The crux of "LSD" was a race-against-time to find Olivia's (Anna Torv) cowed psyche, before the inhabiting soul of William Bell took up permanent residence in her mind. This mission entailed Walter (John Noble), "Bellivia" and Peter (Joshua Jackson) dosing themselves with LSD and entering Olivia's mind to find Olivia's consciousness, with plenty of winks and nods to the movies Inception (a dream-logic New York where citizens are dangerous figments of a subconscious) and The Matrix (Peter wore a long black coat and chose to wear Neo-like shades.) The biggest indulgence came when they finally discovered Bell's own psyche, holed up in the World Trade Center, which had taken the form of a cartoon. Indeed, the bulk of the episode thus transformed into full-blown animation, allowing the show to deliver a few stunts it would otherwise be too expensive to produce in live-action (like an escape from, uh, zombies using an airship), and to get Leonard Nimoy involved in the show by voicing Bell's caricature.
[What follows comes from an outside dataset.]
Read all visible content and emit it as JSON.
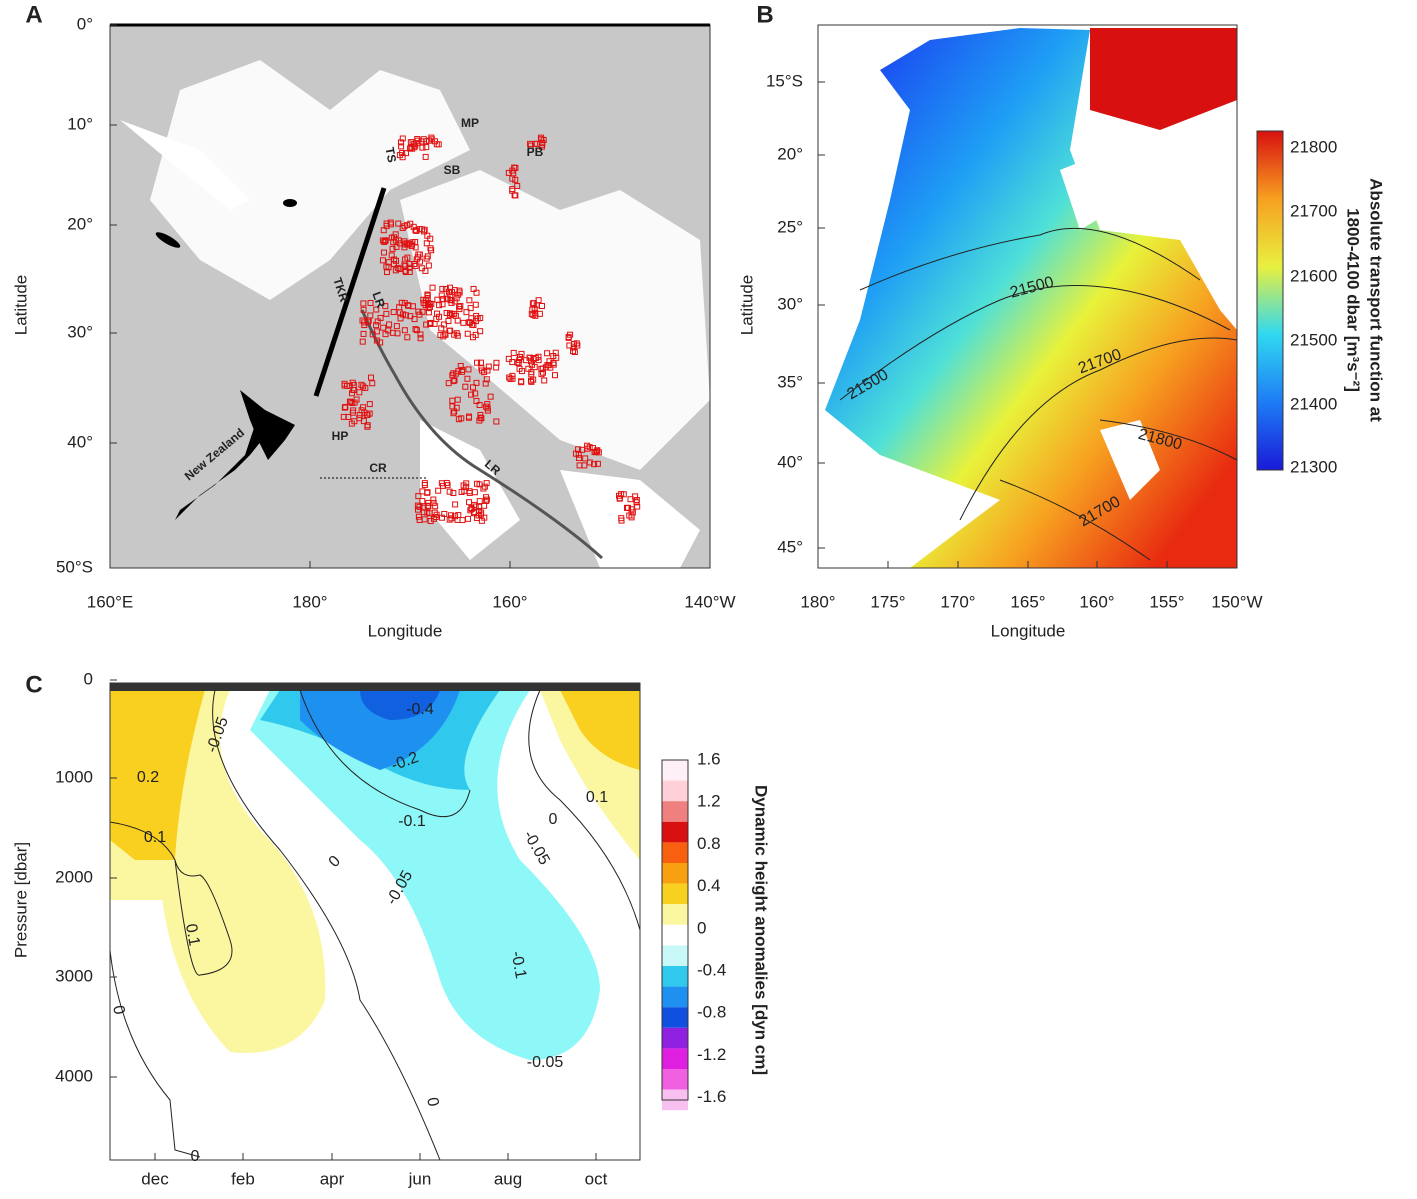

As a playful exercise in giving audiences something unexpected and fun, "LSD" was a success. I certainly didn't expect the show to produce a credible animated special under the constraints of network television (how long has this episode been in production?), but when you take away the nifty presentation this episode wasn't anything very special. In fact, it was a disappointing conclusion of William Bell's storyline that didn't even give him a final scene to match his live-action "death" in season 3's finale.
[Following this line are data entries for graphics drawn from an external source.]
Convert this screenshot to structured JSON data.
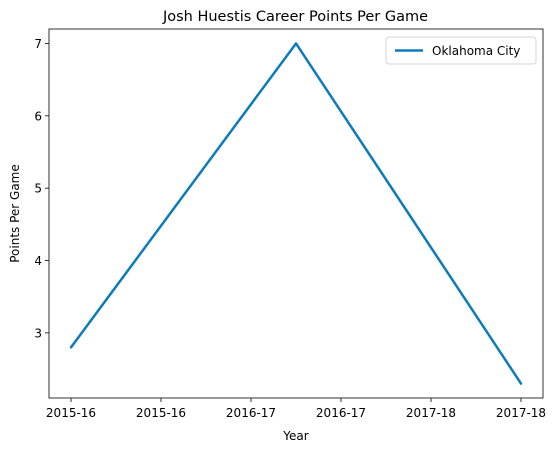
{
  "chart_data": {
    "type": "line",
    "title": "Josh Huestis Career Points Per Game",
    "xlabel": "Year",
    "ylabel": "Points Per Game",
    "x_tick_labels": [
      "2015-16",
      "2015-16",
      "2016-17",
      "2016-17",
      "2017-18",
      "2017-18"
    ],
    "y_tick_labels": [
      "3",
      "4",
      "5",
      "6",
      "7"
    ],
    "y_ticks": [
      3,
      4,
      5,
      6,
      7
    ],
    "x": [
      "2015-16",
      "2016-17",
      "2017-18"
    ],
    "series": [
      {
        "name": "Oklahoma City",
        "color": "#0C7BBD",
        "values": [
          2.8,
          7.0,
          2.3
        ]
      }
    ],
    "ylim": [
      2.1,
      7.2
    ],
    "grid": false,
    "legend_position": "top-right"
  }
}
And in considering Bell's return to the world of Fringe, you have to wonder what the ultimate point of it all was. Walter has been tormented by a fear he's singularly incapable of solving the issue with Walternate's "Doomsday Machine" all year, but when his prayers were answered with the spiritual return of "Belly", the old friends barely even discussed this threat to reality. Instead, the arc was dominated with a need to immediately get rid of Bell to save Olivia! The whole storyline felt like a triviality at the end of the day, and "LSD" didn't contain anything to make it feel retrospectively worthwhile. It was intermittently very funny -- especially with Broyles (Lance Reddick) tripping out on LSD in the lab, slack-jawed and whistling at an imaginary Disney-esque birdie -- and contained some entertaining visuals and creative risks. But remove the gimmickry and you're left with a hollow story, and a weak second-death for William Bell.
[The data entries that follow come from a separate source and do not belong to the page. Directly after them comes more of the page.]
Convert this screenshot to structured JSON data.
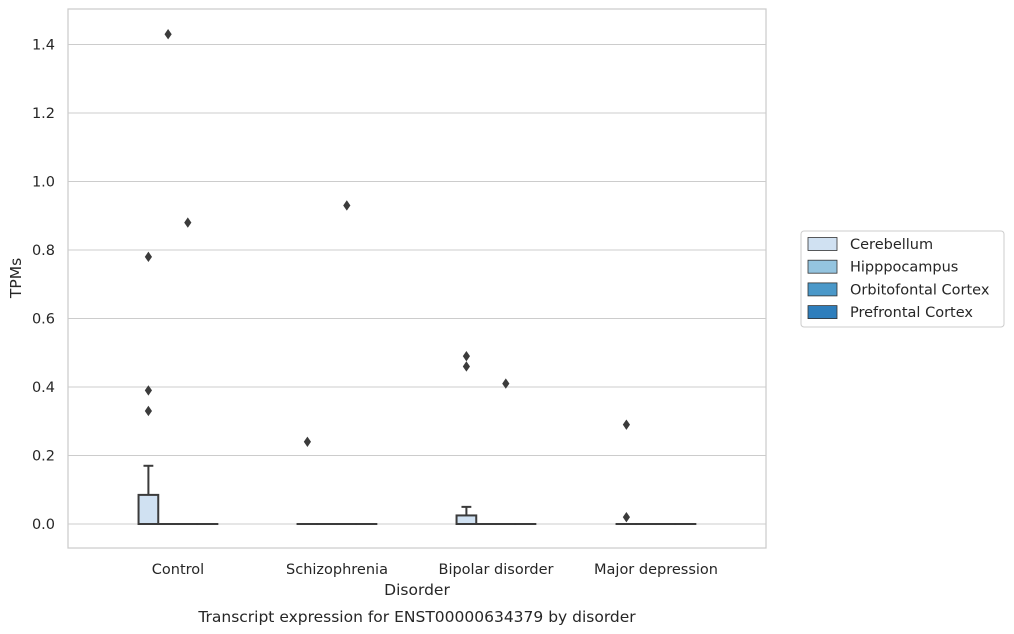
{
  "chart_data": {
    "type": "box",
    "title": "",
    "caption": "Transcript expression for ENST00000634379 by disorder",
    "xlabel": "Disorder",
    "ylabel": "TPMs",
    "ylim": [
      -0.07,
      1.51
    ],
    "yticks": [
      0.0,
      0.2,
      0.4,
      0.6,
      0.8,
      1.0,
      1.2,
      1.4
    ],
    "categories": [
      "Control",
      "Schizophrenia",
      "Bipolar disorder",
      "Major depression"
    ],
    "grid": "horizontal",
    "legend_position": "right",
    "series": [
      {
        "name": "Cerebellum",
        "color": "#d0e1f2",
        "boxes": [
          {
            "q1": 0.0,
            "median": 0.0,
            "q3": 0.085,
            "whisker_low": 0.0,
            "whisker_high": 0.17,
            "outliers": [
              0.33,
              0.39,
              0.78
            ]
          },
          {
            "q1": 0.0,
            "median": 0.0,
            "q3": 0.0,
            "whisker_low": 0.0,
            "whisker_high": 0.0,
            "outliers": [
              0.24
            ]
          },
          {
            "q1": 0.0,
            "median": 0.0,
            "q3": 0.025,
            "whisker_low": 0.0,
            "whisker_high": 0.05,
            "outliers": [
              0.46,
              0.49
            ]
          },
          {
            "q1": 0.0,
            "median": 0.0,
            "q3": 0.0,
            "whisker_low": 0.0,
            "whisker_high": 0.0,
            "outliers": [
              0.02,
              0.29
            ]
          }
        ]
      },
      {
        "name": "Hipppocampus",
        "color": "#94c4df",
        "boxes": [
          {
            "q1": 0.0,
            "median": 0.0,
            "q3": 0.0,
            "whisker_low": 0.0,
            "whisker_high": 0.0,
            "outliers": [
              1.43
            ]
          },
          {
            "q1": 0.0,
            "median": 0.0,
            "q3": 0.0,
            "whisker_low": 0.0,
            "whisker_high": 0.0,
            "outliers": []
          },
          {
            "q1": 0.0,
            "median": 0.0,
            "q3": 0.0,
            "whisker_low": 0.0,
            "whisker_high": 0.0,
            "outliers": []
          },
          {
            "q1": 0.0,
            "median": 0.0,
            "q3": 0.0,
            "whisker_low": 0.0,
            "whisker_high": 0.0,
            "outliers": []
          }
        ]
      },
      {
        "name": "Orbitofontal Cortex",
        "color": "#4a98c9",
        "boxes": [
          {
            "q1": 0.0,
            "median": 0.0,
            "q3": 0.0,
            "whisker_low": 0.0,
            "whisker_high": 0.0,
            "outliers": [
              0.88
            ]
          },
          {
            "q1": 0.0,
            "median": 0.0,
            "q3": 0.0,
            "whisker_low": 0.0,
            "whisker_high": 0.0,
            "outliers": [
              0.93
            ]
          },
          {
            "q1": 0.0,
            "median": 0.0,
            "q3": 0.0,
            "whisker_low": 0.0,
            "whisker_high": 0.0,
            "outliers": [
              0.41
            ]
          },
          {
            "q1": 0.0,
            "median": 0.0,
            "q3": 0.0,
            "whisker_low": 0.0,
            "whisker_high": 0.0,
            "outliers": []
          }
        ]
      },
      {
        "name": "Prefrontal Cortex",
        "color": "#2e7ebc",
        "boxes": [
          {
            "q1": 0.0,
            "median": 0.0,
            "q3": 0.0,
            "whisker_low": 0.0,
            "whisker_high": 0.0,
            "outliers": []
          },
          {
            "q1": 0.0,
            "median": 0.0,
            "q3": 0.0,
            "whisker_low": 0.0,
            "whisker_high": 0.0,
            "outliers": []
          },
          {
            "q1": 0.0,
            "median": 0.0,
            "q3": 0.0,
            "whisker_low": 0.0,
            "whisker_high": 0.0,
            "outliers": []
          },
          {
            "q1": 0.0,
            "median": 0.0,
            "q3": 0.0,
            "whisker_low": 0.0,
            "whisker_high": 0.0,
            "outliers": []
          }
        ]
      }
    ]
  }
}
A memorable episode, but only visually, as there was very little to get stuck into emotionally and intellectually. Frankly, it was an anti-climactic resolution of Bell's story that confirmed the idea of his beyond-the-grave return was a wasted opportunity. Hopefully the remainder of season 3 will return to the issues with the alternate universe that were so rudely interrupted by Bell's pointless encore.

Asides

  • I liked the moment when Peter saw Nina's (Blair Brown) robotic arm, which came as a surprise to him. If memory serves me, Peter is unaware of Nina's prosthesis in the real world, so perhaps assumes this was just a quirk of Olivia's mindscape?
  • Who is the strange man in the airship who attacked them, later identified by Olivia only as someone she believes is going to kill her? Any theories?